Diejenigen nun, deren Leitung wir folgen, sind Künstler, Große und Reiche, welche sich wieder ihrerseits durch ihr Interesse oder ihre Eitelkeit leiten lassen. Eifrig sieht man sie neue Mittel des Aufwands aufsuchen, die Einen, um mit ihrem Reichthume zu prunken, die Andern, um daraus Vortheil zu ziehen. Dadurch legt der große Luxus den Grund zu seiner Herrschaft und flößt uns Liebe für das ein, was schwer zu erlangen und kostbar ist. Alsdann ist das, was für schön ausgegeben wird, weit von der Nachahmung der Natur entfernt, und wird nur deshalb so genannt, weil es mit der Natur nicht in Übereinstimmung steht. Das ist die Ursache, weshalb Luxus und schlechter Geschmack Hand in Hand gehen. Ueberall, wo die Befriedigung des Geschmacks mit großen Kosten verbunden ist, ist er falsch.

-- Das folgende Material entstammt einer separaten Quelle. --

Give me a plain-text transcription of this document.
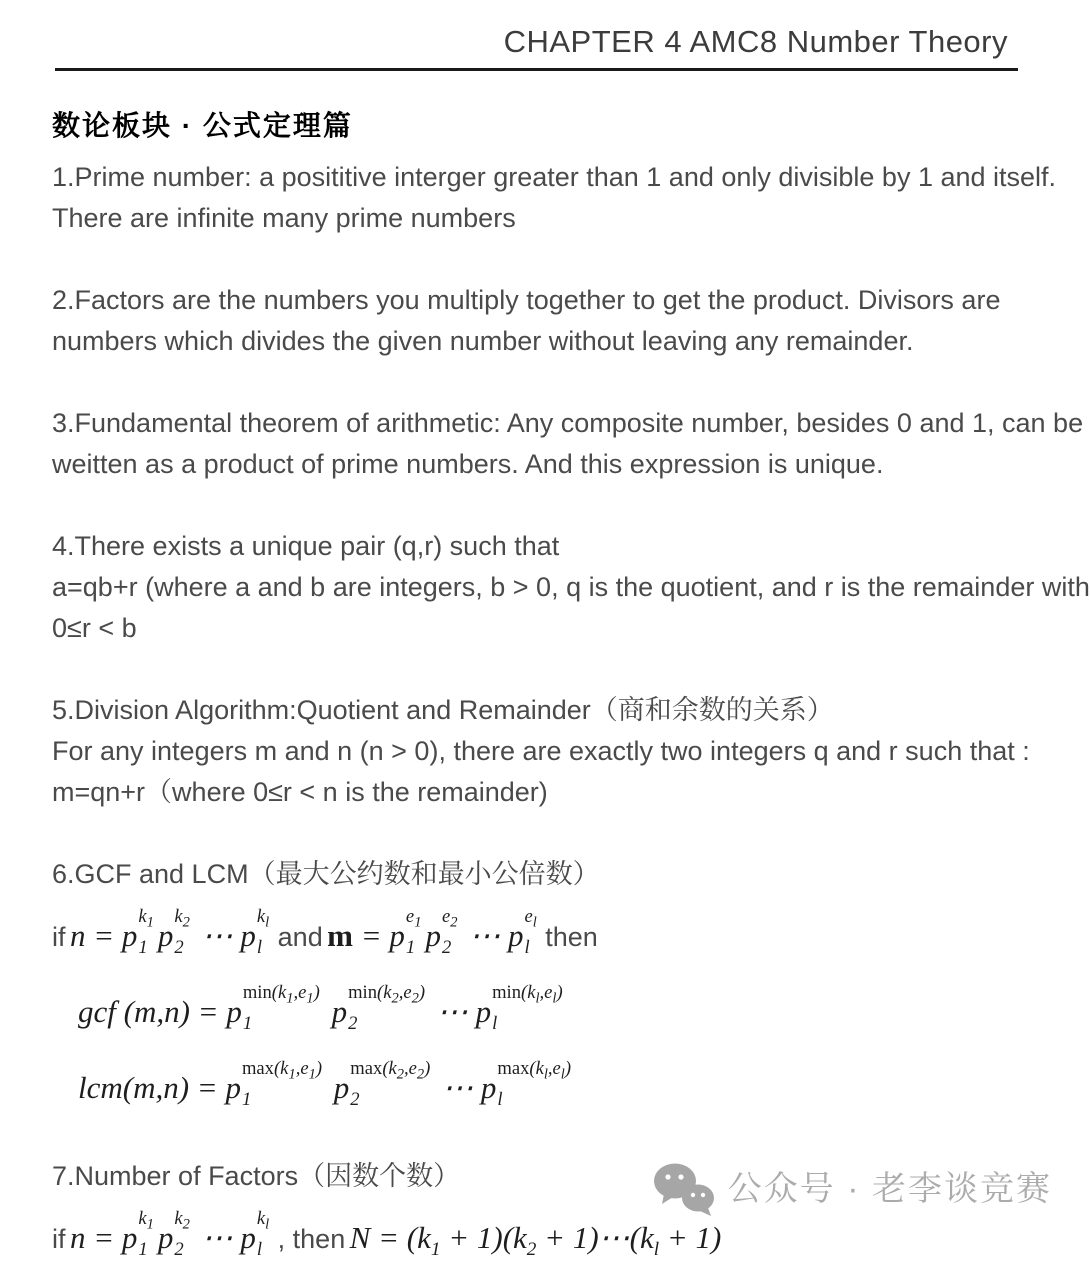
CHAPTER 4 AMC8 Number Theory
数论板块 · 公式定理篇
1.Prime number: a posititive interger greater than 1 and only divisible by 1 and itself.
There are infinite many prime numbers
2.Factors are the numbers you multiply together to get the product. Divisors are
numbers which divides the given number without leaving any remainder.
3.Fundamental theorem of arithmetic: Any composite number, besides 0 and 1, can be
weitten as a product of prime numbers. And this expression is unique.
4.There exists a unique pair (q,r) such that
a=qb+r (where a and b are integers, b > 0, q is the quotient, and r is the remainder with
0≤r < b
5.Division Algorithm:Quotient and Remainder（商和余数的关系）
For any integers m and n (n > 0), there are exactly two integers q and r such that :
m=qn+r（where 0≤r < n is the remainder)
6.GCF and LCM（最大公约数和最小公倍数）
if n = p
$k_1$
1 p
$k_2$
2 ⋯ p
$k_l$
l and m = p
$e_1$
1 p
$e_2$
2 ⋯ p
$e_l$
l then
gcf (m,n) = p
$\min(k_1,e_1)$
1	p
$\min(k_2,e_2)$
2	⋯ p
$\min(k_l,e_l)$
l
lcm(m,n) = p
$\max(k_1,e_1)$
1	p
$\max(k_2,e_2)$
2	⋯ p
$\max(k_l,e_l)$
l
7.Number of Factors（因数个数）
if n = p
$k_1$
1 p
$k_2$
2 ⋯ p
$k_l$
l , then $N = (k_1 + 1)(k_2$ + $1)\cdots(k_l + 1)$
公众号 · 老李谈竞赛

Besonders im Umgange beider Geschlechter gewinnt der Geschmack, sei er gut oder schlecht, eine bestimmte Form; seine Ausbildung ist eine notwendige Folge dieses geselligen Verkehrs. Läßt jedoch die Leichtigkeit, mit welcher man sich den Genuß verschaffen kann, das Verlangen zu gefallen erkalten, so muß der Geschmack ausarten, und hierin liegt, wie mir scheint, einer der augenscheinlichsten Gründe, weshalb der gute Geschmack auf den guten Sitten beruht.

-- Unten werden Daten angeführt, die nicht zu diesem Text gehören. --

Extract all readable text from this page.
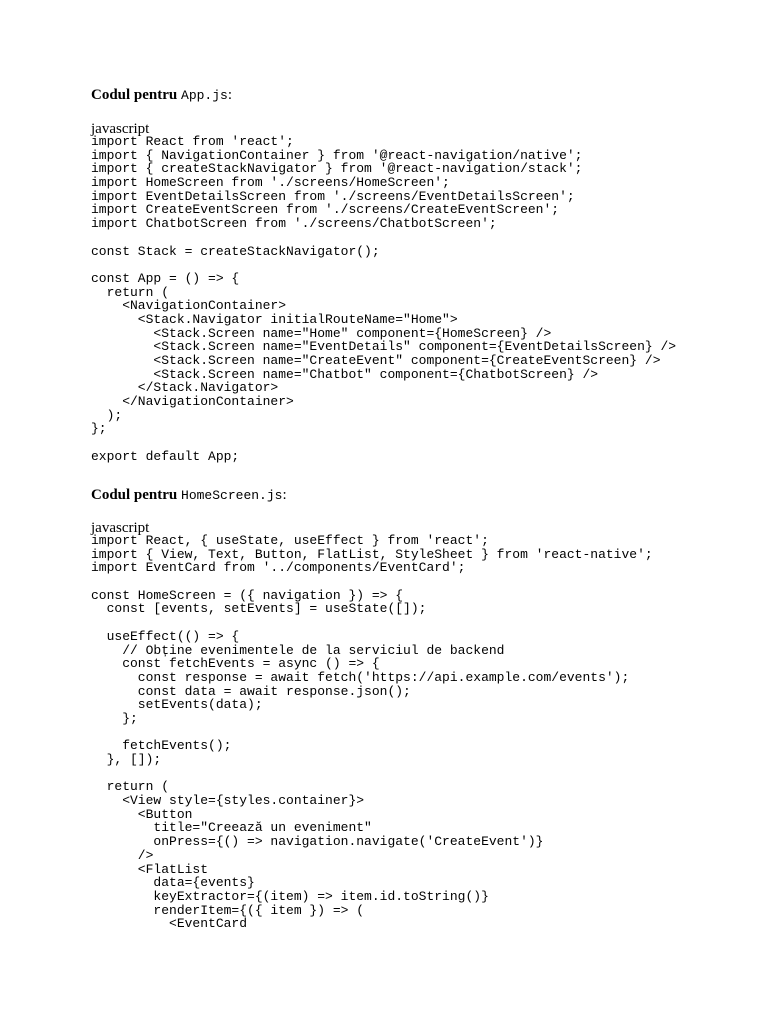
Codul pentru App.js:
javascript
import React from 'react';
import { NavigationContainer } from '@react-navigation/native';
import { createStackNavigator } from '@react-navigation/stack';
import HomeScreen from './screens/HomeScreen';
import EventDetailsScreen from './screens/EventDetailsScreen';
import CreateEventScreen from './screens/CreateEventScreen';
import ChatbotScreen from './screens/ChatbotScreen';
const Stack = createStackNavigator();
const App = () => {
return (
<NavigationContainer>
<Stack.Navigator initialRouteName="Home">
<Stack.Screen name="Home" component={HomeScreen} />
<Stack.Screen name="EventDetails" component={EventDetailsScreen} />
<Stack.Screen name="CreateEvent" component={CreateEventScreen} />
<Stack.Screen name="Chatbot" component={ChatbotScreen} />
</Stack.Navigator>
</NavigationContainer>
);
};
export default App;
Codul pentru HomeScreen.js:
javascript
import React, { useState, useEffect } from 'react';
import { View, Text, Button, FlatList, StyleSheet } from 'react-native';
import EventCard from '../components/EventCard';
const HomeScreen = ({ navigation }) => {
const [events, setEvents] = useState([]);
useEffect(() => {
// Obține evenimentele de la serviciul de backend
const fetchEvents = async () => {
const response = await fetch('https://api.example.com/events');
const data = await response.json();
setEvents(data);
};
fetchEvents();
}, []);
return (
<View style={styles.container}>
<Button
title="Creează un eveniment"
onPress={() => navigation.navigate('CreateEvent')}
/>
<FlatList
data={events}
keyExtractor={(item) => item.id.toString()}
renderItem={({ item }) => (
<EventCard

In physischen wie in solchen Angelegenheiten, die ein Urtheil der Sinne zulassen, ziehet den Geschmack der Frauen zu Rathe, den der Männer jedoch in moralischen und allen übrigen Angelegenheiten, zu deren Beurtheilung ein größerer Verstand nöthig ist. Sind die Frauen, was sie sein sollen, so werden sie sich auf Dinge beschränken, für welche sie ein Verständniß haben, und werden stets richtig urtheilen. Seitdem sie sich jedoch auch über die Literatur die Herrschaft angemaßt, seitdem sie sich unterfangen haben, Bücher zu kritisiren und sogar mit aller Gewalt selbst zu schreiben, seitdem verstehen sie sich auf nichts mehr. Schriftsteller, welche sich über ihre Werke bei gelehrten Frauen Raths erholen, können stets versichert sein, schlechte Rathschläge zu erhalten. Stutzer, welche ihren Anzug nach dem Rathe der Frauen wählen, sind stets lächerlich gekleidet. Es wird sich mir bald Gelegenheit darbieten, von den wirklichen Talenten dieses Geschlechtes, von der Art und Weise ihrer Ausbildung, so wie von denjenigen Dingen zu sprechen, in welchen man auf die Entscheidungen desselben hören muß.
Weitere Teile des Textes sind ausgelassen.